„Herr Doktor, hier oben“, rief er. Es war Henri.
„Geh schon mal vor, Joaquin“, sagte Tisson zu seinem Freund und lief über die Straße. Dabei rempelte er einen Mann mit einem Blumenstrauß an. Tisson entschuldigte sich, fragte sich, woher ihm der Kerl bekannt vorkam, und blickte die Fassade hinauf.
Henri steckte seinen Lötkolben zurück in das Kohlebecken und schlitterte ein Stück das Dach hinunter, wobei er sich am Kamin festhielt.

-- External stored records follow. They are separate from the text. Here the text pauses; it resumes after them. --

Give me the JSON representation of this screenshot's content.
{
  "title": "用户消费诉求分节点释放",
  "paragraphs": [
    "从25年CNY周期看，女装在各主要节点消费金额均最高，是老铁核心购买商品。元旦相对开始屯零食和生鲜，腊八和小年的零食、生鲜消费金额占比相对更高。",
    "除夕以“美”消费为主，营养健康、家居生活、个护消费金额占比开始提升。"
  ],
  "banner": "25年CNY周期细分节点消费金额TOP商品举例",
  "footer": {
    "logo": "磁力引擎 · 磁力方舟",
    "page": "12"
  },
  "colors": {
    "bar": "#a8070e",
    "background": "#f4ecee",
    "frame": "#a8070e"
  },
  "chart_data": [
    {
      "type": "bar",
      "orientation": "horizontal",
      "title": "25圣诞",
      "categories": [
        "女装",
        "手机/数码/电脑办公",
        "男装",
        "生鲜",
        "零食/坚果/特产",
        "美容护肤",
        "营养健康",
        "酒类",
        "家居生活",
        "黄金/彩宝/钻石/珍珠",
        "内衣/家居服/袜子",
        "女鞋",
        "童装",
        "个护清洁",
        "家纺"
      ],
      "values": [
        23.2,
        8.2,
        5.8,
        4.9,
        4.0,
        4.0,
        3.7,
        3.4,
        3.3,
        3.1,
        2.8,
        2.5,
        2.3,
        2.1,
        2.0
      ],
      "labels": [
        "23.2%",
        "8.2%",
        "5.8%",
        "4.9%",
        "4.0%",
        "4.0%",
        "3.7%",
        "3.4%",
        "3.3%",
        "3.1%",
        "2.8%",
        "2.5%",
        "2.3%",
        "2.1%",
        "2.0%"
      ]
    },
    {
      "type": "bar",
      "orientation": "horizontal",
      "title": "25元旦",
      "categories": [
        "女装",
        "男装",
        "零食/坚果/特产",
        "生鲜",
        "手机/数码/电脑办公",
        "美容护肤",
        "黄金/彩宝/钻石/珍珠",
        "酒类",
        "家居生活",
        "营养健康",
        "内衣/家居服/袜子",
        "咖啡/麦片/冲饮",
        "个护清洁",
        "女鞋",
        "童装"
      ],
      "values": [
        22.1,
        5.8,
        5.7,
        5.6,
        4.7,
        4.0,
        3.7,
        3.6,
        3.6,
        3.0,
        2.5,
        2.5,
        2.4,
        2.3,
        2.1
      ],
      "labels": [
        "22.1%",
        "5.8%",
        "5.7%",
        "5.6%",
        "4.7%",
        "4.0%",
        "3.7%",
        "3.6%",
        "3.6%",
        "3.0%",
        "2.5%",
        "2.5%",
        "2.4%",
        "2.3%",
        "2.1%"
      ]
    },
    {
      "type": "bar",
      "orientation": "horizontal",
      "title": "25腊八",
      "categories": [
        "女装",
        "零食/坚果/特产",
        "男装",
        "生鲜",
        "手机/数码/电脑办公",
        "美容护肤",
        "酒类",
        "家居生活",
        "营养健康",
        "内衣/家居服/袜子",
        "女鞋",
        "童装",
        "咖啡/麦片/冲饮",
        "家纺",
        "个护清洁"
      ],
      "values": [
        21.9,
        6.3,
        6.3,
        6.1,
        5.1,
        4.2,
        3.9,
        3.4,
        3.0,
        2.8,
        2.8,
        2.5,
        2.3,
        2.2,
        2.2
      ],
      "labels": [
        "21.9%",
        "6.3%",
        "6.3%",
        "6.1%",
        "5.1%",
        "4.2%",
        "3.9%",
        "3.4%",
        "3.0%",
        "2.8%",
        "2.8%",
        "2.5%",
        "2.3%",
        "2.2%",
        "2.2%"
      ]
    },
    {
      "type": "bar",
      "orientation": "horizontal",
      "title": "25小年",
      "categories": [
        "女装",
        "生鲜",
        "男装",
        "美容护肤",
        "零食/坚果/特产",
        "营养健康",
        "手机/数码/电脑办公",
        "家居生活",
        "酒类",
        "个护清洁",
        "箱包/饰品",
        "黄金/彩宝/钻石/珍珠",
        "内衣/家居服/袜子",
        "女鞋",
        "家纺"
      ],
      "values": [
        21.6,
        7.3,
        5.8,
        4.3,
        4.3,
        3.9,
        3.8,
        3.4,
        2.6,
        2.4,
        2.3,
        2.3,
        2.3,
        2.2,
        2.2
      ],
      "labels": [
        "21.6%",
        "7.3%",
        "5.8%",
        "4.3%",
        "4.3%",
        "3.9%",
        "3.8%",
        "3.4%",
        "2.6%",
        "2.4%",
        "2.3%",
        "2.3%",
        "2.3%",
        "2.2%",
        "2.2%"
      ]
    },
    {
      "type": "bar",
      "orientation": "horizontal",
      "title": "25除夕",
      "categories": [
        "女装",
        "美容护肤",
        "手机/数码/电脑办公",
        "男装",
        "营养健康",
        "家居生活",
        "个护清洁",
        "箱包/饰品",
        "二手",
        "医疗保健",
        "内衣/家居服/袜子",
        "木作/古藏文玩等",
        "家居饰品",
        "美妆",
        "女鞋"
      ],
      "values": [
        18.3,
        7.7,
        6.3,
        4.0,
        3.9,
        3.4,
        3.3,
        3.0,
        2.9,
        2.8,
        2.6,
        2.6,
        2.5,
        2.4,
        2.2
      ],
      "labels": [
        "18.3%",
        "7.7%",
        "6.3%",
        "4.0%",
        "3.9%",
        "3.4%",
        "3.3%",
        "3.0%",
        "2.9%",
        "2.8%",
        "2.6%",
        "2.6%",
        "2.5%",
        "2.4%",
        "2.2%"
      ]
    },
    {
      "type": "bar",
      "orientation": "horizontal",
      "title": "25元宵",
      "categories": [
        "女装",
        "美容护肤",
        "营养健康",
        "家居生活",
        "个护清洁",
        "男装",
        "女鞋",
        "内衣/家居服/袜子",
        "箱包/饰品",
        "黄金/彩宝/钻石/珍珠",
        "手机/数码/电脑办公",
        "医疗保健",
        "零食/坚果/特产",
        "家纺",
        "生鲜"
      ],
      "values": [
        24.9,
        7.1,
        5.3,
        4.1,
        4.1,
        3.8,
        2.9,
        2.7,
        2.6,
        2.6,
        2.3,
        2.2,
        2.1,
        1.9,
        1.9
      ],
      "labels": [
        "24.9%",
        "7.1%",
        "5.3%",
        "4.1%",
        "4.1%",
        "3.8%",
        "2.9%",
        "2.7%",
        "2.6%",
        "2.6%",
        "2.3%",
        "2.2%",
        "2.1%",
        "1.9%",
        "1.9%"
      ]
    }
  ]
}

„Herr Doktor, hier oben“, rief er erneut und winkte. „Henri!“ Tisson lief sofort auf ihn zu. „Wie geht es Ihnen? Nehmen Sie Ihre Medizin?“
Henris legte schnell den Finger vor den Mund, blickte sich verschreckt nach dem anderen Mann um.
„Rosalie, die Kleine meines Bruders ist krank“, rief Henri vom Dach herunter. „Können Sie vielleicht nach ihr schauen, Herr Doktor? Es ist ganz in der Nähe. Wenn Sie Zeit haben?“
Tisson nickte Henri zu. Ein Krankenbesuch bei seiner Nichte. Dem konnte auch Aupy nichts entgegensetzen. Wenn er jemals davon erfahren sollte. Er erkundigte sich nach der Adresse.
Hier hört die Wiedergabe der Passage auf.